Pleiotropic molecular effects of the pro-apoptotic dietary constituent flavone in human colon cancer cells identified by protein and mRNA expression profiling.

The flavonoid flavone contained in a variety of fruits and vegetables was identified as a very potent apoptosis inducer in human colonic cancer cells. In search of the molecular targets of flavone action in HT-29 cells we analyzed changes in mRNA and protein expression levels by proteomics and oligonucleotide array technologies. Proteome analysis identified several heat-shock proteins, annexins, and cytoskeletal caspase substrates as regulated by flavone and these protein classes are known to play a role in apoptosis induction and execution. Protein kinase C-beta, which serves as an ultimate marker for colon cancer development was no longer detectable in HT-29 cells exposed to flavone.

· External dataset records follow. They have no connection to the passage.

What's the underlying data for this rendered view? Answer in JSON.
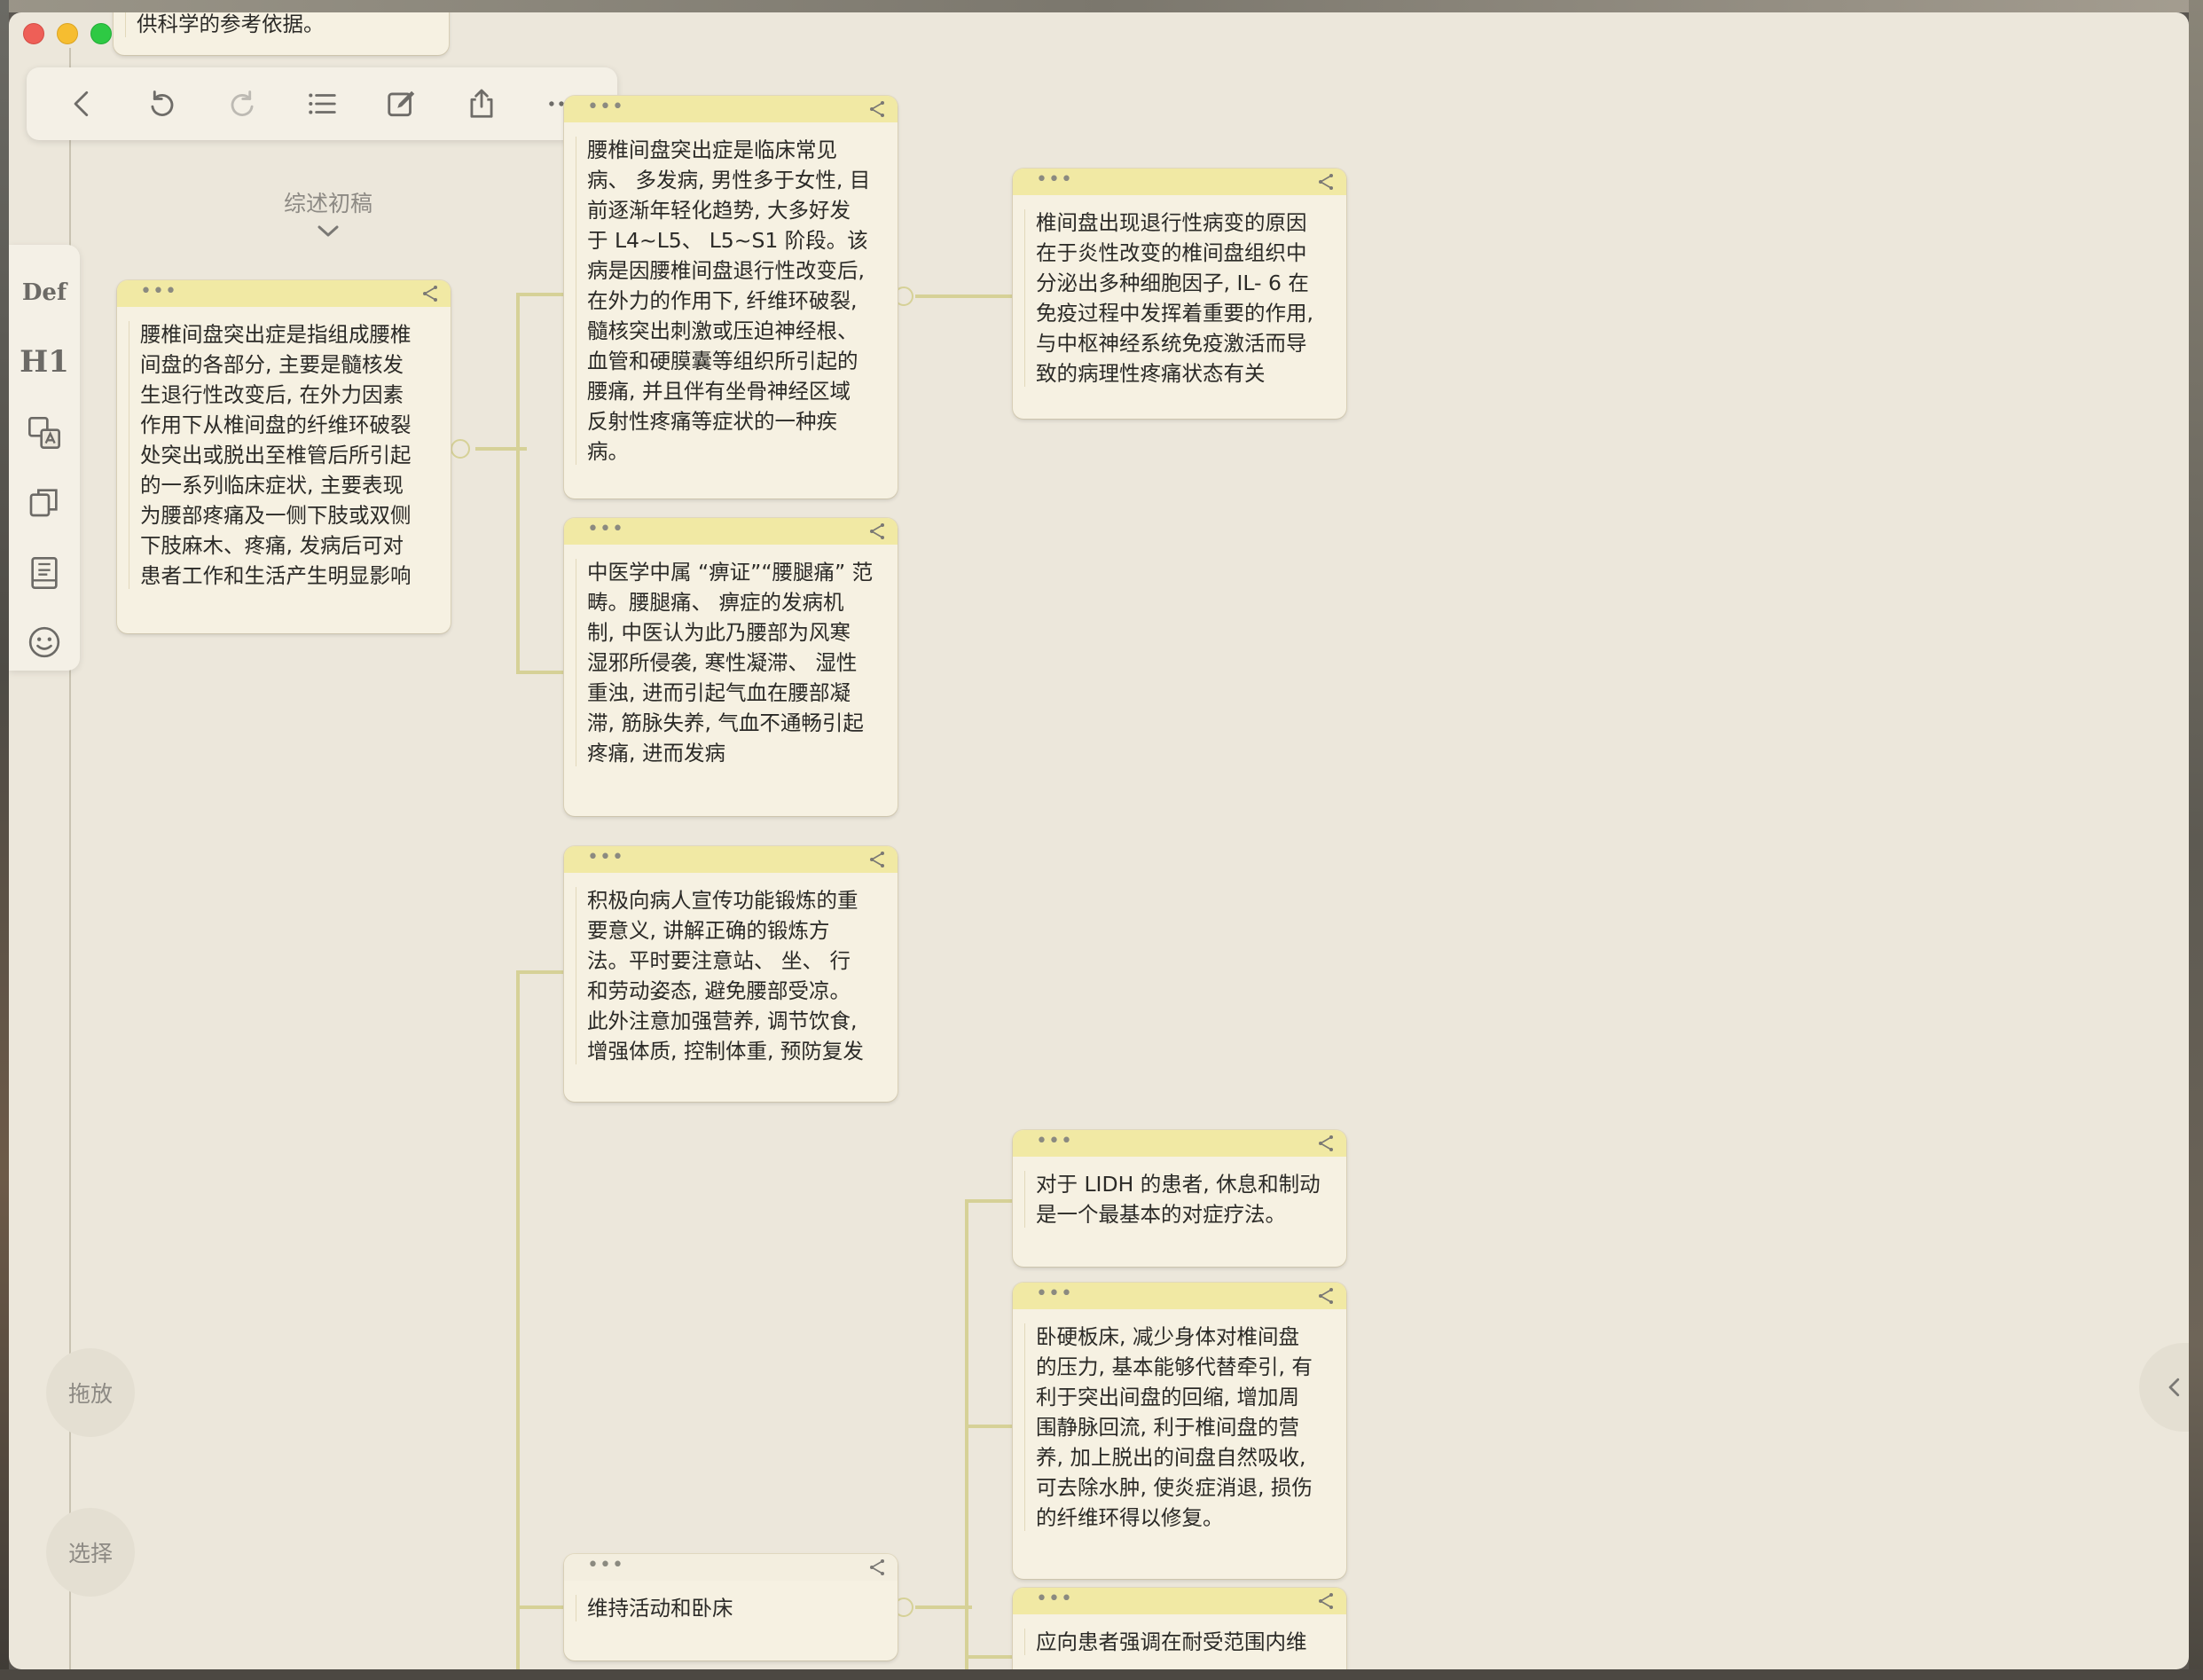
{
  "window": {
    "title": ""
  },
  "toolbar": {
    "items": [
      {
        "icon": "back-icon"
      },
      {
        "icon": "undo-icon"
      },
      {
        "icon": "redo-icon"
      },
      {
        "icon": "list-icon"
      },
      {
        "icon": "edit-icon"
      },
      {
        "icon": "share-icon"
      },
      {
        "icon": "more-icon"
      }
    ]
  },
  "sidebar": {
    "def_label": "Def",
    "h1_label": "H1",
    "items": [
      {
        "icon": "translate-icon"
      },
      {
        "icon": "copy-icon"
      },
      {
        "icon": "dictionary-icon"
      },
      {
        "icon": "emoji-icon"
      }
    ]
  },
  "root": {
    "heading": "综述初稿"
  },
  "buttons": {
    "drag": "拖放",
    "select": "选择"
  },
  "cards": {
    "top_partial": "供科学的参考依据。",
    "definition": "腰椎间盘突出症是指组成腰椎\n间盘的各部分, 主要是髓核发\n生退行性改变后, 在外力因素\n作用下从椎间盘的纤维环破裂\n处突出或脱出至椎管后所引起\n的一系列临床症状, 主要表现\n为腰部疼痛及一侧下肢或双侧\n下肢麻木、疼痛, 发病后可对\n患者工作和生活产生明显影响",
    "epidemiology": "腰椎间盘突出症是临床常见\n病、 多发病, 男性多于女性, 目\n前逐渐年轻化趋势, 大多好发\n于 L4~L5、 L5~S1 阶段。该\n病是因腰椎间盘退行性改变后,\n在外力的作用下, 纤维环破裂,\n髓核突出刺激或压迫神经根、\n血管和硬膜囊等组织所引起的\n腰痛, 并且伴有坐骨神经区域\n反射性疼痛等症状的一种疾\n病。",
    "cause": "椎间盘出现退行性病变的原因\n在于炎性改变的椎间盘组织中\n分泌出多种细胞因子, IL- 6 在\n免疫过程中发挥着重要的作用,\n与中枢神经系统免疫激活而导\n致的病理性疼痛状态有关",
    "tcm": "中医学中属 “痹证”“腰腿痛” 范\n畴。腰腿痛、 痹症的发病机\n制, 中医认为此乃腰部为风寒\n湿邪所侵袭, 寒性凝滞、 湿性\n重浊, 进而引起气血在腰部凝\n滞, 筋脉失养, 气血不通畅引起\n疼痛, 进而发病",
    "exercise": "积极向病人宣传功能锻炼的重\n要意义, 讲解正确的锻炼方\n法。平时要注意站、 坐、 行\n和劳动姿态, 避免腰部受凉。\n此外注意加强营养, 调节饮食,\n增强体质, 控制体重, 预防复发",
    "rest_basic": "对于 LIDH 的患者, 休息和制动\n是一个最基本的对症疗法。",
    "hard_bed": "卧硬板床, 减少身体对椎间盘\n的压力, 基本能够代替牵引, 有\n利于突出间盘的回缩, 增加周\n围静脉回流, 利于椎间盘的营\n养, 加上脱出的间盘自然吸收,\n可去除水肿, 使炎症消退, 损伤\n的纤维环得以修复。",
    "activity_bed": "维持活动和卧床",
    "tolerance": "应向患者强调在耐受范围内维"
  },
  "colors": {
    "card_header": "#f1e9a4",
    "card_body": "#f6f1e2",
    "connector": "#d6d197",
    "canvas": "#ece7db"
  }
}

Besides proteins involved in gene regulation or detoxification pathways, proteins involved in intermediary metabolism were altered by flavone exposure and this was associated with changes in the flux of energetic substrates. Oligonucleotide arrays, using chips with around 10 000 oligonucleotides spotted, revealed numerous changes in transcript levels of genes related to signaling, transcription, cancer development but also to metabolism. In conclusion, flavone has a surprisingly broad spectrum of effects on mRNA and protein expression in a human colonic cancer cell line with clusters of targets related to its apoptosis-inducing activity and to cellular metabolism.

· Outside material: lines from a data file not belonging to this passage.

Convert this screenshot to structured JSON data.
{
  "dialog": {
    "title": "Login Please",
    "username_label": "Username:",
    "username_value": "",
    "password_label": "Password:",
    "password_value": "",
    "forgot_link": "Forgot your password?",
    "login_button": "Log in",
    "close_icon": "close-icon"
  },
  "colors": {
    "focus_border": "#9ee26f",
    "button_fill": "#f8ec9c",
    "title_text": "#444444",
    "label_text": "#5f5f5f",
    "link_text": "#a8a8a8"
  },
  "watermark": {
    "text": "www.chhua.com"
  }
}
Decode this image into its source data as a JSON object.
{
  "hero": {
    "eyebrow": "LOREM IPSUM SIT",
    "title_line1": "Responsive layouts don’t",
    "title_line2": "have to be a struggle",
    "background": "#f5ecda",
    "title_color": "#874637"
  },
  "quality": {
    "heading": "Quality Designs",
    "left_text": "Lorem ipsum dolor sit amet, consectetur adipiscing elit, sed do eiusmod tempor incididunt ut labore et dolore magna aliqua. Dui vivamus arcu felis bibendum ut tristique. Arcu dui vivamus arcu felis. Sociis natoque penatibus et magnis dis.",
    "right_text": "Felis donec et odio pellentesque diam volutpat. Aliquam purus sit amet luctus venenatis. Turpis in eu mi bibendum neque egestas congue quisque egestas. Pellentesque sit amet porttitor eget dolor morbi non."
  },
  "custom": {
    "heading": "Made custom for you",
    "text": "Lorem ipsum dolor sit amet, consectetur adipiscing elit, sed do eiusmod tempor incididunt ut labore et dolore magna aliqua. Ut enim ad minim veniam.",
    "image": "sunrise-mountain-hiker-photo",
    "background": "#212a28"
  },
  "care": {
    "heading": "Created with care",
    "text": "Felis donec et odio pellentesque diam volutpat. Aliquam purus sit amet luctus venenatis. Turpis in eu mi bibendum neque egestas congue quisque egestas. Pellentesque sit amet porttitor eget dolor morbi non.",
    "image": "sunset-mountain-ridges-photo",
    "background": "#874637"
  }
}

Identification of genes responsive to intracellular zinc depletion in the human colon adenocarcinoma cell line HT-29.

Zinc is essential for the structural and functional integrity of cells and plays a pivotal role in the control of gene expression. To identify genes with altered mRNA expression level after zinc depletion, we employed oligonucleotide arrays with approximately 10,000 targets and used the human colon adenocarcinoma epithelial cell line HT-29 as a model. A low intracellular zinc concentration caused alterations in the steady-state mRNA levels of 309 genes at a threshold factor of 2.0. Northern blot analysis and/or real-time RT-PCR confirmed the array results for 12 of 14 selected targets. Genes identified as regulated based on microarray data encode mainly proteins involved in central pathways of intermediary metabolism (79 genes) including protein metabolism (21). We also identified five groups of genes important for basic cellular functions such as signaling (30), cell cycle control and growth (15), vesicular trafficking (15), cell-cell interaction (13), cytoskeleton (10) and transcription control (19). The latter group comprises several zinc finger-containing transcription factors of which the Kruppel-like factor 4 showed the most pronounced changes. Western blot analysis confirmed the increased expression level of this protein in cells grown under low zinc conditions. Our findings in a homogeneous cell population demonstrate that the molecular mechanisms by which cellular functions are altered at a low zinc status, occur via pleiotropic effects on gene expression. In conclusion, the pattern of zinc-affected genes may represent a reference for further studies to define the zinc regulon in mammalian cells.